A pesquisa indica que, até 1950, os itapetininganos não transpunham os acidentes geográficos da zona urbana. “Mesmo os bairros mais antigos como as Vilas Aparecida, Olho d’Agua, Santana e Cubatão não atravessaram até essa época os respectivos córregos (atualmente ribeirões do Chá e dos Cavalos). Só houve uma exceção: o Paquetá”, pontua.
Com aproximadamente 1 km de distância da catedral, o Paquetá teve suas origens em meados do século 19 com um pátio denominado São Francisco “que tem no fim da Rua das Casinhas junto ao Ribeirão”, segundo ata da sessão da Câmara do município de 1856. “Próximo da cidade e de águas claras e em abundância, era o lugar ideal para o descanso das tropas que vinham do Sul com destino à Feira de Sorocaba, assim denominada por ser ‘um lugar de campo, capão e mata propício à caça de pacas’”, indica.
A pesquisa desmitifica a errônea ideia de que, até o começo da década de 1950, só existisse no bairro um cemitério municipal e uma Vila de Leprosos, engano compartilhado até mesmo por Oracy Nogueira, autor do livro “Família e Comunidade” (1962).
“Por Onde Pisaram os Imortais” clarifica que “documentos oficiais e relatos de historiadores dão conta de outra realidade. Em 1885 foi aprovada na Câmara Municipal de Itapetininga a proposta de abertura de uma ladeira na continuação da Rua da Constituição, que deveria levar ao Bairro já que existia, para a Estrada Real do Sul, um acesso bem mais fácil, que era a Rua dos Prazeres (Quintino Bocaiúva). Em 1878, o Paquetá é citado na obra de Manuel Eufrásio de Azevedo Marques como ‘um Bairro no Município de Itapetininga onde foi criada uma cadeira de primeiras letras pela Lei Provincial de 1876’. Essa cadeira havia sido proposta ao Governo Provincial no ano anterior pelo Inspetor Escolar do Distrito, Manoel Afonso Pereira Chaves, chefe local do Partido Conservador, justificando a reivindicação pelo fato de o lugar ‘possuir mais de 40 fogões e que vai em progressivo aumento’”.
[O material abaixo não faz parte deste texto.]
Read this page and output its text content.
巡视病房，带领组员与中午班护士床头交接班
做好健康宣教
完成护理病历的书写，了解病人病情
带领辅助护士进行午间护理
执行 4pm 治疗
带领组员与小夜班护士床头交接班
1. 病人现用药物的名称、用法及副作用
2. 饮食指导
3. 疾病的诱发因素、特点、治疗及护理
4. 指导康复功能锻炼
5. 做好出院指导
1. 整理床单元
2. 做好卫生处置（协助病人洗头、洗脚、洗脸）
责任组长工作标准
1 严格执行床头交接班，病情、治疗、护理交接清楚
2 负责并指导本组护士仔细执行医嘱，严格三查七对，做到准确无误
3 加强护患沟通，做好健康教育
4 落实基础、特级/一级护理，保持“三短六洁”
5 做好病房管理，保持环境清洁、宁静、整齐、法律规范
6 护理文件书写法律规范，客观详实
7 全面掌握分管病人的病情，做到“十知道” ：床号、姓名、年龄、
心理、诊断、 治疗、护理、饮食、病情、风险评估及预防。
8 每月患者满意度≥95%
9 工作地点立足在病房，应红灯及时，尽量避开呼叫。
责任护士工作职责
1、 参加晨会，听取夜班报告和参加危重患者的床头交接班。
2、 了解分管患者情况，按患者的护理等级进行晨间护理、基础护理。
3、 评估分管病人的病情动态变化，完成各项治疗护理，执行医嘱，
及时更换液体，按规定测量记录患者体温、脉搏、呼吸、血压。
E complementa: “Durante esse período, a maior ocupação, no mesmo estilo da cidade – casas geminadas de taipe e com um só telhado – acontecia no lado direito de quem subia o Páteo São Francisco (hoje praças Sebastião Garcia e Oswaldo Cruz) em um grande triângulo, cujo vértice se localizava na passagem pelo Ribeirão Itapetininga. A partir daí as casas iam se espaçando cada vez mais rumo oeste até encontrarem chácaras de conhecidos itapetininganos, como Elias Augusto Ferreira, José Camargo e o alemão Johonn Adolf Schrihtzmeyer (que passou a ser conhecido como João Adolpho), que, em 1891, solicitou da Câmara Municipal um terreno nas proximidades de sua chácara para implantar uma indústria de cerâmica movida a vapor”.
Segundo mostra a pesquisa, o desenvolvimento do Paquetá foi interrompido quando, em novembro de 1894, o bairro foi indicado a receber o novo cemitério municipal, o São João Batista, inaugurado cinco meses depois, fato que levou à queda de interesse em morar na localidade.
“Por Onde Pisaram os Imortais” explica que, além da existência do cemitério, outros fatores fizeram que os itapetininganos deixassem de residir na região. Entre elas, a fama de alojar valentões e ladrões. “Se isso não bastasse, o bairro tinha também a fama de abrigar praticantes de ‘feitiçaria’”. Essa reputação é antiga, já que, em 1888, o jornal “Itapetininga” publicou em suas páginas uma matéria intitulada “Mais Feiticeiros”, na qual informava que existiam no subúrbio “dois ou três deles [feiticeiros] instalados no bairro do Paquetá a menos de um quilômetro do centro da cidade”.
A denominação Vila Rio Branco veio com a Proclamação da República. “Uma homenagem dos legisladores republicanos de Itapetininga ao Barão, destacado na época por suas ações diplomáticas. Mesmo com a nova denominação, a Vila Rio Branco esteve praticamente estagnada durante quase 50 anos, só vindo a ser ocupada efetivamente a partir da implantação do DER – quando os funcionários de cargos e funções mais subalternas passaram a residir na Vila”, conclui a pesquisa.
Em tempo: Paquetá significa, em tupi, “Muitas pacas”. A paca é um dos maiores roedores do Brasil, chegando a medir até 70 cm.
“[…] Assim, a expansão da cidade para sudoeste fez com que se revalorizassem as áreas mais próximas do “centro”, até então inaproveitadas para edificação, pela ocorrência de obstáculos naturais que as tornavam materialmente menos acessíveis.
Em direção oposta à da expansão urbana até aqui des¬crita, isto é, em rumo sudoeste, descendo-se a depressão que leva ao ribeirão e transpondo-se este, no sentido de quem se dirige ao cemitério, onde, no começo deste século, apenas existiam a cidade dos mortos e a vila dos leprosos, que se extinguiu por volta de 1930, nota-se, desde mais ou menos 1945, o desenvolvimento de novas vias públicas, ao longo das quais as habitações se vão multiplicando em ritmo que se acentua de um ano para o outro.
Aí, também, existe uma capela, dedicada a São Roque, e já se fez sentir a necessidade de um grupo escolar.
A população dessa (…) Vila Rio Branco é constituída, principalmente, de trabalhadores do Departamento Estadual de Estradas de Rodagem” – TRECHO do livro “Família e Comunidade”, de Oracy Nogueira, páginas 216 e 217.